Josh glanced up, finally sensing something off. His brow furrowed slightly. "No, that's everything. Is there a problem with Winters taking the meeting?"
Ben's lips curved into something that resembled a smile but held no warmth. "Not at all. Thank you for the update."
She had deliberately gone behind his back. Had broken one of his most explicit rules. Had thought she could get away with it.
Ben stalked down the hallway, his pace measured, each step a controlled statement of intent. The office buzzed around him, but he registered none of it—not the greetings, not the questions, not the subtle shift in atmosphere as associates scrambled out of his path.
His focus had narrowed to a single point: Katherine Winters and her deliberate defiance.
He'd given her rules. Clear, explicit boundaries. And she'd chosen to break them, thinking he wouldn't notice. Thinking she could manipulate the situation and slip through the cracks of his control.
The thought made something dark coil in his chest. Not just anger—something deeper.
When he reached her office, he didn't knock. Didn't announce himself. Just turned the handle and stepped inside, shutting the door behind him with a soft click that echoed in the sudden silence.
She didn't flinch when he walked in.
Because she was expecting him.
Ben's expression tightened as he observed her—the careful way she continued writing, the deliberate calm in her posture. She'd known he would come. Had calculated this entire scenario, right down to her unbothered expression when she finally looked up.

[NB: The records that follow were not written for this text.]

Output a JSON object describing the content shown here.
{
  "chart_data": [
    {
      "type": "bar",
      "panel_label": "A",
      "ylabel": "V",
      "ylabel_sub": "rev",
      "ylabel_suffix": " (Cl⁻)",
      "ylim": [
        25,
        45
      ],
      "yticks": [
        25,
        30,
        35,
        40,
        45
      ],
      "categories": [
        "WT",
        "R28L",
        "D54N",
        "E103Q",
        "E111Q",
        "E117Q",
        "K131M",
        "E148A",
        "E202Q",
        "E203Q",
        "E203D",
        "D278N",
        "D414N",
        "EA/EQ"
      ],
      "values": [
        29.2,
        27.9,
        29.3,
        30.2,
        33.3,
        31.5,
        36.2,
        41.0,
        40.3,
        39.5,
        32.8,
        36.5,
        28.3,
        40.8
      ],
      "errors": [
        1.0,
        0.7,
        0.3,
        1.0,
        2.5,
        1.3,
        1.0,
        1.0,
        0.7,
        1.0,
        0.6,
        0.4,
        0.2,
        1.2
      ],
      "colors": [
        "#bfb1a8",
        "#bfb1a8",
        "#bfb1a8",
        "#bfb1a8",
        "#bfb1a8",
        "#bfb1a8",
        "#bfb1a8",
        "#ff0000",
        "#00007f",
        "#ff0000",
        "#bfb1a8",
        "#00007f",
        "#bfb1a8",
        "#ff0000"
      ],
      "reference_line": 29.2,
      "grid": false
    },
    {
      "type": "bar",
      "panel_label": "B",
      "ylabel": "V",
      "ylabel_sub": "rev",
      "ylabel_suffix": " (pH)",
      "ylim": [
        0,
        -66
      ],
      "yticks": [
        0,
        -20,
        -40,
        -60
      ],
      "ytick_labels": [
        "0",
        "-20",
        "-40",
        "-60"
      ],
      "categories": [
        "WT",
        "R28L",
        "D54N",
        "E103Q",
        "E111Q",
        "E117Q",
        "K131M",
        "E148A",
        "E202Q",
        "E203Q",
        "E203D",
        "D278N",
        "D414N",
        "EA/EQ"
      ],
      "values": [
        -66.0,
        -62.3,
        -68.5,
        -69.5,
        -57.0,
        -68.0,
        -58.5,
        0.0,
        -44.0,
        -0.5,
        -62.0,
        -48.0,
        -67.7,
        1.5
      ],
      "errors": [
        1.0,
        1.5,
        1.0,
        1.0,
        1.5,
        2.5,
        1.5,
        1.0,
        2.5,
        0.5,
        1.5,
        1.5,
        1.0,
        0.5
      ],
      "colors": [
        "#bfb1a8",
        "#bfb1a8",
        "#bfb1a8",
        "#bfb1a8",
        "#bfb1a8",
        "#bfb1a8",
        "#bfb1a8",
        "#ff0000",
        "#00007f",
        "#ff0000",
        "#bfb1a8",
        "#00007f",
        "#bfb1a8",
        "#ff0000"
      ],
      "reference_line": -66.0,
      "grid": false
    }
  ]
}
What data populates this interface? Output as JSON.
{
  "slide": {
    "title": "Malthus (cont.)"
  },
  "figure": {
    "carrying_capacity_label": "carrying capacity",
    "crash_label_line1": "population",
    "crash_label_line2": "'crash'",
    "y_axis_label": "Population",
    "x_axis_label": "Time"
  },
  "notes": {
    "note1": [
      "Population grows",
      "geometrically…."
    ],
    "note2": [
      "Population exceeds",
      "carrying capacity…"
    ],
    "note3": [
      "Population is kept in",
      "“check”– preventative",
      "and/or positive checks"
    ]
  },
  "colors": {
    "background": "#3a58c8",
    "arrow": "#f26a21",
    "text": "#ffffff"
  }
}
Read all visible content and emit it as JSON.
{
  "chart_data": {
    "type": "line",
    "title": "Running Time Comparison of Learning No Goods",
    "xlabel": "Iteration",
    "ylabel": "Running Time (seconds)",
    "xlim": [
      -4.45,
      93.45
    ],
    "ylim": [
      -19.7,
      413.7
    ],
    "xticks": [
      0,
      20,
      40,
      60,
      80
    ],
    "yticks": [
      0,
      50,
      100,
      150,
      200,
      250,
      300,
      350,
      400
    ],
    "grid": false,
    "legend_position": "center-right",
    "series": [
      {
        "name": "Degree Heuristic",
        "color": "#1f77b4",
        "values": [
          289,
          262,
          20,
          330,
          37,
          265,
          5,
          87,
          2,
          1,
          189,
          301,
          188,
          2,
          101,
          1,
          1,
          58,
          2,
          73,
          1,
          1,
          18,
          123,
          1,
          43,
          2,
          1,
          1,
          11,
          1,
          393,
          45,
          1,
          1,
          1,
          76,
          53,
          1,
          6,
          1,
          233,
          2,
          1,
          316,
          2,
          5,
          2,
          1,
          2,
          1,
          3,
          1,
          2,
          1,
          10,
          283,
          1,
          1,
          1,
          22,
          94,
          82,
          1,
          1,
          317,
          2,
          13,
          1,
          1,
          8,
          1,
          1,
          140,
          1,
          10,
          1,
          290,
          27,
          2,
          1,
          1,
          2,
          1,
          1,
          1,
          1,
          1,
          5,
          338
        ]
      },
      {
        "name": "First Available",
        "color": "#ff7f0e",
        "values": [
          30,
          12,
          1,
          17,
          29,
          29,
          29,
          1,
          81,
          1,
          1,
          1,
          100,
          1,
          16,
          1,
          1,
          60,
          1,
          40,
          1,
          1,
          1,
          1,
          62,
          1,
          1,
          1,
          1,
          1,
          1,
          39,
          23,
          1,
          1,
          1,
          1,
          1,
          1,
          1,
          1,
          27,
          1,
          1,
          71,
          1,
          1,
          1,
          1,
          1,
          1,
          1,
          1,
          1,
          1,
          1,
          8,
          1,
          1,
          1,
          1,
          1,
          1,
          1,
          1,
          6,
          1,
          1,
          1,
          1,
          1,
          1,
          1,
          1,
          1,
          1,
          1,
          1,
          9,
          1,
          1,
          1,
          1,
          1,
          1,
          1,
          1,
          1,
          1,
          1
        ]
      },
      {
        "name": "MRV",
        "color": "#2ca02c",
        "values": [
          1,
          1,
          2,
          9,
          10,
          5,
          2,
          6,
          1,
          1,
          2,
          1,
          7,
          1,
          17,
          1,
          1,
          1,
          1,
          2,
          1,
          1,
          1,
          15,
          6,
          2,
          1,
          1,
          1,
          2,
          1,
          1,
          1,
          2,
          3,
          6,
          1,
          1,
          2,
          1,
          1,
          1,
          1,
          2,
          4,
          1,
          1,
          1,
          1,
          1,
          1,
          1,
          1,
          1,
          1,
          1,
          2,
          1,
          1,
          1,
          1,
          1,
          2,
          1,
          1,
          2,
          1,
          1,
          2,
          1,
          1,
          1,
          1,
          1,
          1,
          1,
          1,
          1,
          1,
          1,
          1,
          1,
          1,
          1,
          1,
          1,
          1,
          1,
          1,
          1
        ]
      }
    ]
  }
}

Her gaze met his—steady, unreadable. No guilt. No apology. Just that maddening composure he wanted to shatter one controlled breath at a time.
He didn’t say hello. Didn’t ask how her day went.
"Tell me what you did," Ben said, voice low and lethal.
The air changed—tightened—sharp and heavy, as if the walls themselves were bracing for impact. He remained by the door, unmoving, his presence a live wire drawn taut across the room.
He studied her. Cold. Controlled. Coiled.
Let her talk. Let her reach for whatever thread of justification she thought she had.